The administration left the door open to more cuts, telling the court in its filing that other agencies "are actively considering whether to conduct additional RIFs related to the ongoing lapse in appropriations." Those agencies have not made any final decisions, however. Additional agencies were working on RIFs prior and unrelated to the shutdown, which the administration said are still in progress. 
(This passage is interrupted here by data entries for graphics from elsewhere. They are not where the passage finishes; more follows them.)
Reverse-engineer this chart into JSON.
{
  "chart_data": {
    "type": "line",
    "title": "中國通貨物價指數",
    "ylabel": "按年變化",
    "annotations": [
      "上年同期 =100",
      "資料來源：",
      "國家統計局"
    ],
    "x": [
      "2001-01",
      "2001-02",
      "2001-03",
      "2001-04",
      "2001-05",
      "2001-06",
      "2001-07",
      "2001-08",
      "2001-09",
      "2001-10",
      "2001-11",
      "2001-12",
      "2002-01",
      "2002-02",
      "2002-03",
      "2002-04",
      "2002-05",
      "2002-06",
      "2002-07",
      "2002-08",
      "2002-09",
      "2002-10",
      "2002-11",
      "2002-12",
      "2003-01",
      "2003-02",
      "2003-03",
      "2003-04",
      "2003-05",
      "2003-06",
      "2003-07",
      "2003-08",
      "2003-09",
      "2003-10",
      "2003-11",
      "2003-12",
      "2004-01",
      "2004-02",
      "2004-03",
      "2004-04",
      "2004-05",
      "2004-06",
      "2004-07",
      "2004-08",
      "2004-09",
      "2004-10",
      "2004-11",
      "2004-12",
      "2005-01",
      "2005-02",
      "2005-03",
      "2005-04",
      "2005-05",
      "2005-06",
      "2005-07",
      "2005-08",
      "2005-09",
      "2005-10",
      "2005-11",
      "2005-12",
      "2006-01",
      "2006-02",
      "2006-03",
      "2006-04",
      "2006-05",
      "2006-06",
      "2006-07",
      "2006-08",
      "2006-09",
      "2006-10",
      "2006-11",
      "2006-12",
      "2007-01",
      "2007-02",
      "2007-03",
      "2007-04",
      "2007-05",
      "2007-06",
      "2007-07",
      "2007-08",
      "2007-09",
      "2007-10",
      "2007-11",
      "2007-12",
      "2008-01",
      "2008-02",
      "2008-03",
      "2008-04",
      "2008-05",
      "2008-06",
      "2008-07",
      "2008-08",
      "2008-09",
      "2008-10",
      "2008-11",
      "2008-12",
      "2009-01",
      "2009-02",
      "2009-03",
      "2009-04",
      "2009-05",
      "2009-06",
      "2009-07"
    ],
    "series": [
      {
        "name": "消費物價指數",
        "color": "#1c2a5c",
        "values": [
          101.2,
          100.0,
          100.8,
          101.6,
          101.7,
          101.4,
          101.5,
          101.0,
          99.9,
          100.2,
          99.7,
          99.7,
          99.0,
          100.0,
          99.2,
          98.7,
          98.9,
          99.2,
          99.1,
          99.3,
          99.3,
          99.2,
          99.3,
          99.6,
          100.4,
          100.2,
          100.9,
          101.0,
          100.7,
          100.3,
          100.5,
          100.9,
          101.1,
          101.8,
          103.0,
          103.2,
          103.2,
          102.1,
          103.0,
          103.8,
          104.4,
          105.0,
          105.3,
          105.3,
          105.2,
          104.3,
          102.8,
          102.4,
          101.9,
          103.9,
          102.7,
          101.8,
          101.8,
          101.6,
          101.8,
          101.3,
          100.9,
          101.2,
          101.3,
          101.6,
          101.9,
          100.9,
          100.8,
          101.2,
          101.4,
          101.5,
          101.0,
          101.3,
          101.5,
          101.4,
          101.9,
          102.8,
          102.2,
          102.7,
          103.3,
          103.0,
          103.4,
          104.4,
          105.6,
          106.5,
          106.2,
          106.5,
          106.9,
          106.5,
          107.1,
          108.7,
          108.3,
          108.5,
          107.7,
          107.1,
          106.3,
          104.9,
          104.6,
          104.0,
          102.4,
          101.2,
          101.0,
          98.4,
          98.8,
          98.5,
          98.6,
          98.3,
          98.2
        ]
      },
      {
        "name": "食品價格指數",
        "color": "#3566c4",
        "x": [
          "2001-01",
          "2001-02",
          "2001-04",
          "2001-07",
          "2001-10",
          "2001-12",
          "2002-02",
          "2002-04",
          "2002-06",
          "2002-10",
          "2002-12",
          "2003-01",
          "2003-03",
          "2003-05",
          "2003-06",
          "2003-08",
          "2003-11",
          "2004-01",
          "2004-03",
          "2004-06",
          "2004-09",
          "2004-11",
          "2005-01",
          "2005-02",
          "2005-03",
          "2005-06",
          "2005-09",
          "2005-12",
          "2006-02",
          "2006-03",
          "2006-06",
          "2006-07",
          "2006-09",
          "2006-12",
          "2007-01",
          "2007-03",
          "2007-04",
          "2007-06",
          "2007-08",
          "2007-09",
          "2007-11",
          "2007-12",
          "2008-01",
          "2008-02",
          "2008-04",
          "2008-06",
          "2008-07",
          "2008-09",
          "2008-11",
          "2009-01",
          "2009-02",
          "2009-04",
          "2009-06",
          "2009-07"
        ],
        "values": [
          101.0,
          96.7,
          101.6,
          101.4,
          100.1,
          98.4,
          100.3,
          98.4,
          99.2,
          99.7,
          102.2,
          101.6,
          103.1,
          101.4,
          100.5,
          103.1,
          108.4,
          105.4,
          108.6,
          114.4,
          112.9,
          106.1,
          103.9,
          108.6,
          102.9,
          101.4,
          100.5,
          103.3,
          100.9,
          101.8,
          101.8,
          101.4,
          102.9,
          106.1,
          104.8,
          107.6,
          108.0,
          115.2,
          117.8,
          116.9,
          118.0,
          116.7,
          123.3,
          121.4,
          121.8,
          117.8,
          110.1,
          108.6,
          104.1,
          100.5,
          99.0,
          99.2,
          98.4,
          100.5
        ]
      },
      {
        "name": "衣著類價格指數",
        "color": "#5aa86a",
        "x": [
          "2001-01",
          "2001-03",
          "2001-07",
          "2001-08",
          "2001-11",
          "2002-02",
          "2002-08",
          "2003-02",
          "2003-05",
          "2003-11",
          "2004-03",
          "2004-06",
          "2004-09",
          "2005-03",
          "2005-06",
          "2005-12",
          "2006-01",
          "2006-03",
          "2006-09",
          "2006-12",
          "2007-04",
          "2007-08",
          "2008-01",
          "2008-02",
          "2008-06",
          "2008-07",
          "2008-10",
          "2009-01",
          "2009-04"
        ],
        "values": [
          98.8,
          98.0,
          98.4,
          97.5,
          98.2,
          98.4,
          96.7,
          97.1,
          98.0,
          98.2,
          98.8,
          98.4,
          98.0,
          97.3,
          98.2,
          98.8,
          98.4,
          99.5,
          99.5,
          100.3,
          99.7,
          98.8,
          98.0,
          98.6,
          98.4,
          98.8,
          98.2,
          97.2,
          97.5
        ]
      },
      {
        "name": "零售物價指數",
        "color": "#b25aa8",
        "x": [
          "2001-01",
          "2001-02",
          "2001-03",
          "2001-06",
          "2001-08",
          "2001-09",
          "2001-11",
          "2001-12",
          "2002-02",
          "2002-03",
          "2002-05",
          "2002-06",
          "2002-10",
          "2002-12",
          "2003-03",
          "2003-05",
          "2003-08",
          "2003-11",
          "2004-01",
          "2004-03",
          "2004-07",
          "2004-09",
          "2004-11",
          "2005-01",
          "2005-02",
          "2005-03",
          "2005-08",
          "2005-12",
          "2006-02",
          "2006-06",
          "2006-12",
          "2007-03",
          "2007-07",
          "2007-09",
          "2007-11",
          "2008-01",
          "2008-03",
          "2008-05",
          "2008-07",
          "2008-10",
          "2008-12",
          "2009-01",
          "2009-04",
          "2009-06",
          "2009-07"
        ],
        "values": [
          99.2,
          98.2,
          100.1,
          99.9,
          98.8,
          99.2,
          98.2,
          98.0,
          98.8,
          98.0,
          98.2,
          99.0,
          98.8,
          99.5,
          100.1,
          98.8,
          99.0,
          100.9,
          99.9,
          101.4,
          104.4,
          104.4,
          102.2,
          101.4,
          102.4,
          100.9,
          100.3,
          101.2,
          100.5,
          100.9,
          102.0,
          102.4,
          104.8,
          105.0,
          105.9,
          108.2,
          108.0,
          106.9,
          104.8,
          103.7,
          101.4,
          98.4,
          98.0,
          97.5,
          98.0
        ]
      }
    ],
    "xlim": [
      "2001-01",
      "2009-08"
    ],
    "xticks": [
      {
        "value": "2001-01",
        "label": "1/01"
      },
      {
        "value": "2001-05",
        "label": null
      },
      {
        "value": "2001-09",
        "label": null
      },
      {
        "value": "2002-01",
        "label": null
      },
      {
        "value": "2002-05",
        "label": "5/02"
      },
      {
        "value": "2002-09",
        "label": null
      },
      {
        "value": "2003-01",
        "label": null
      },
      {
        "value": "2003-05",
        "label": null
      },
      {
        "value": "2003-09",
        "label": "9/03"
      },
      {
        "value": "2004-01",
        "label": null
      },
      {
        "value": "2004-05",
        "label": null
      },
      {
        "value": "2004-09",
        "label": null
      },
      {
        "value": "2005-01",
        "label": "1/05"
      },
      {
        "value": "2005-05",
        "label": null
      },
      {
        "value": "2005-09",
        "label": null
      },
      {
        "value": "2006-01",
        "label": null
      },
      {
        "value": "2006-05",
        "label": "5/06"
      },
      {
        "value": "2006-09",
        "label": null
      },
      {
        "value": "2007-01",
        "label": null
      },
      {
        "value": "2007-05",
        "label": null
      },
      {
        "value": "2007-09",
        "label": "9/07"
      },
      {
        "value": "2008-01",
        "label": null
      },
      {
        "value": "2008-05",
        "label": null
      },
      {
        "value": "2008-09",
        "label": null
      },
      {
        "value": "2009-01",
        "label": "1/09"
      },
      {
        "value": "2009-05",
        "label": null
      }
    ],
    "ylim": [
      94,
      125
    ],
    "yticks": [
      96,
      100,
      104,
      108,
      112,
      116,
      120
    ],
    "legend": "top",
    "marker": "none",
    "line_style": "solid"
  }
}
The Trump administration argued to the court that a temporary restraining order was not appropriate because the RIFs will not take effect for 30 or 60 days, meaning the TRO, which would likely only be in place for 14 days, would not provide meaningful relief. Federal employees should take their cases to the Merit Systems Protection board, its attorneys said. The plaintiffs were also seeking to challenge theoretical layoffs that have not yet taken effect, the attorneys argued, and must wait until they take effect. 

This is a breaking news story that has been updated throughout.